Dans une Afrique de l’Ouest en pleine mutation numérique, la CEDEAO a réuni ce 25 novembre 2025 responsables gouvernementaux, experts et partenaires techniques pour une étape décisive : la validation du projet de Stratégie régionale d’e-gouvernement, un cadre d’intégration qui pourrait redéfinir la relation entre citoyens, institutions publiques et technologies.
Organisé avec l’appui de la Banque mondiale et du cabinet Sense Strategy, l’atelier s’inscrit dans le Programme d’intégration numérique de l’Afrique de l’Ouest (WARDIP), conçu pour aligner les politiques de transformation numérique des États membres.
Depuis plusieurs années, les pays de la CEDEAO avancent chacun à leur rythme dans la digitalisation de leurs services publics. Mais l’absence d’un cadre commun limite l’interconnexion, ralentit la mobilité régionale et complexifie les échanges administratifs.
Pour Folake Olagunju, Directrice par intérim de l’Économie numérique et de la Poste de la CEDEAO, cette stratégie entend combler ces lacunes :
« Nous devons dépasser les initiatives isolées.
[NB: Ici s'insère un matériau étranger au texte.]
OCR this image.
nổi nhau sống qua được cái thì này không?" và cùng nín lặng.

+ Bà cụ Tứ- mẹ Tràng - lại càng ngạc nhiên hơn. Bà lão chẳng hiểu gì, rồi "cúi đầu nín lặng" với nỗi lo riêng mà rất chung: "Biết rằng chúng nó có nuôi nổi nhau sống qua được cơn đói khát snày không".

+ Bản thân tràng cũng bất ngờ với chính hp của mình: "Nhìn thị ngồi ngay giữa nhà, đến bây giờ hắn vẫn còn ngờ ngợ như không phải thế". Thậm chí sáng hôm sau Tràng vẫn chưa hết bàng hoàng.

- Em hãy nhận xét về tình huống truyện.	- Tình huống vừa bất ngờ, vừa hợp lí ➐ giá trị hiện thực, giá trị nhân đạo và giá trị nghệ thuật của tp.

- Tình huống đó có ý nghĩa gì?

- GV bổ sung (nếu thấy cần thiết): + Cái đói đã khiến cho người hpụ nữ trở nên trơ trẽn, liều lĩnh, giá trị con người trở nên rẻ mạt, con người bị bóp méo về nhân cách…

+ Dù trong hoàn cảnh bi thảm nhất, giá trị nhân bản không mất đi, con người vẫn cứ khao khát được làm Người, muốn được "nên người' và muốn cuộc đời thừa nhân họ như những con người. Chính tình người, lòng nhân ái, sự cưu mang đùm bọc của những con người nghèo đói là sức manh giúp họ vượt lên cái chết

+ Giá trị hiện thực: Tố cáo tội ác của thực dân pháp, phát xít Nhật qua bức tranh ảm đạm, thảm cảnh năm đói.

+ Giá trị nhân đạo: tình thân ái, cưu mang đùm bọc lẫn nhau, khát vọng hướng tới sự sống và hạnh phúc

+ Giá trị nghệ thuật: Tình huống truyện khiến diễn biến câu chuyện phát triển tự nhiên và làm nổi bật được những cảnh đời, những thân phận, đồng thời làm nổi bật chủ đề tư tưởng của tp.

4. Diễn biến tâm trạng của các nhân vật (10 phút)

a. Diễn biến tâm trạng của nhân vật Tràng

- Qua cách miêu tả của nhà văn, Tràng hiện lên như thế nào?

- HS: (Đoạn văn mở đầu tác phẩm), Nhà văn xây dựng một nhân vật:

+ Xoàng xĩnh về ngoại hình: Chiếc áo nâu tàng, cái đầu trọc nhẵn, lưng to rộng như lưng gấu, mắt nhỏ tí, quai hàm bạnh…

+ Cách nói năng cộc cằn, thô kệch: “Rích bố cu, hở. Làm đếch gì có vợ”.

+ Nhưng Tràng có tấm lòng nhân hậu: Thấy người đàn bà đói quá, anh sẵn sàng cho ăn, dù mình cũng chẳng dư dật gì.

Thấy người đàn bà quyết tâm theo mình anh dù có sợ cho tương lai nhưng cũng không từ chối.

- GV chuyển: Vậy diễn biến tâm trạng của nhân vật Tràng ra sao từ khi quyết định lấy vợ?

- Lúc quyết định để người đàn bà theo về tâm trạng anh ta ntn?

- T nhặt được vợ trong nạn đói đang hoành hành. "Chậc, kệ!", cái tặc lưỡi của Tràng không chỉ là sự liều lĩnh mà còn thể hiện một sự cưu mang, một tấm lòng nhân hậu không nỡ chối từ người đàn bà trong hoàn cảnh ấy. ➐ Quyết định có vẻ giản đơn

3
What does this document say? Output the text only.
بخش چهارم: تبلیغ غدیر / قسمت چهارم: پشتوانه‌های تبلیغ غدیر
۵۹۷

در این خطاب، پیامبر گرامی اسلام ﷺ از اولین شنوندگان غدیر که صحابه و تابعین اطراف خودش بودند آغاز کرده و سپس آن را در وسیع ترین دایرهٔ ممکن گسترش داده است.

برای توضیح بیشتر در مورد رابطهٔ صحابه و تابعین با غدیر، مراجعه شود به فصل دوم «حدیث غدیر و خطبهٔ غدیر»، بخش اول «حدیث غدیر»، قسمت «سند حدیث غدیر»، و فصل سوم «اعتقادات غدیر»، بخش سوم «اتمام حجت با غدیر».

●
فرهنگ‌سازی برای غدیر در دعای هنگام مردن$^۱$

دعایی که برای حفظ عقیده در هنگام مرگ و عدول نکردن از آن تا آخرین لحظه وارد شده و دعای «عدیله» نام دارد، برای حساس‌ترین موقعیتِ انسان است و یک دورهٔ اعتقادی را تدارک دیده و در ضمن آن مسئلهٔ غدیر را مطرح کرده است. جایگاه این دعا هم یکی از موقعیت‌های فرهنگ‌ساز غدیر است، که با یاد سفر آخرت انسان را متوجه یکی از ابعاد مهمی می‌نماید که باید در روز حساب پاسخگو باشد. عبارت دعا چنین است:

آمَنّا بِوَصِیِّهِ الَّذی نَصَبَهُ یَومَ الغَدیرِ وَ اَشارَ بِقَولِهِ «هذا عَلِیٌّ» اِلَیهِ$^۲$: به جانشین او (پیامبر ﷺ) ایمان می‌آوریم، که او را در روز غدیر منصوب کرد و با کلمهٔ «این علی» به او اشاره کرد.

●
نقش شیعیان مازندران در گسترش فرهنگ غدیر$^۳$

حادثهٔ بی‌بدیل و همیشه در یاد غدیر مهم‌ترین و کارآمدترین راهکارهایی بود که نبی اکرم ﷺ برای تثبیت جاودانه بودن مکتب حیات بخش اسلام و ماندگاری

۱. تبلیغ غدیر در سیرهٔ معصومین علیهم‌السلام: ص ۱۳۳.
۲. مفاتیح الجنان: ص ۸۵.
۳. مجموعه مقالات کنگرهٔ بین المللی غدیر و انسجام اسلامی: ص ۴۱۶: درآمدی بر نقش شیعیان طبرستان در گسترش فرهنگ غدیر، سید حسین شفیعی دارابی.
La région a besoin d’un système cohérent, capable de soutenir les ambitions de la Vision 2050 et de protéger les citoyens dans un environnement numérique en pleine expansion. »
Elle rappelle que les diagnostics menés en 2025 montrent un constat unanime : les États membres veulent un modèle d’e-gouvernement interopérable, inclusif et centré sur l’usager.
La Sierra Leone, présidente en exercice du Groupe d’experts TIC de la CEDEAO, a insisté sur la nécessité d’un front commun. S’exprimant au nom de la délégation, Aminata Omaru Thollay a salué « un moment historique », estimant que la transformation numérique régionale ne peut réussir que si les États unifient leurs efforts.
« Une approche régionale n’est pas un luxe. C’est une obligation », a-t-elle martelé, appelant à éviter les duplications et à mutualiser les investissements.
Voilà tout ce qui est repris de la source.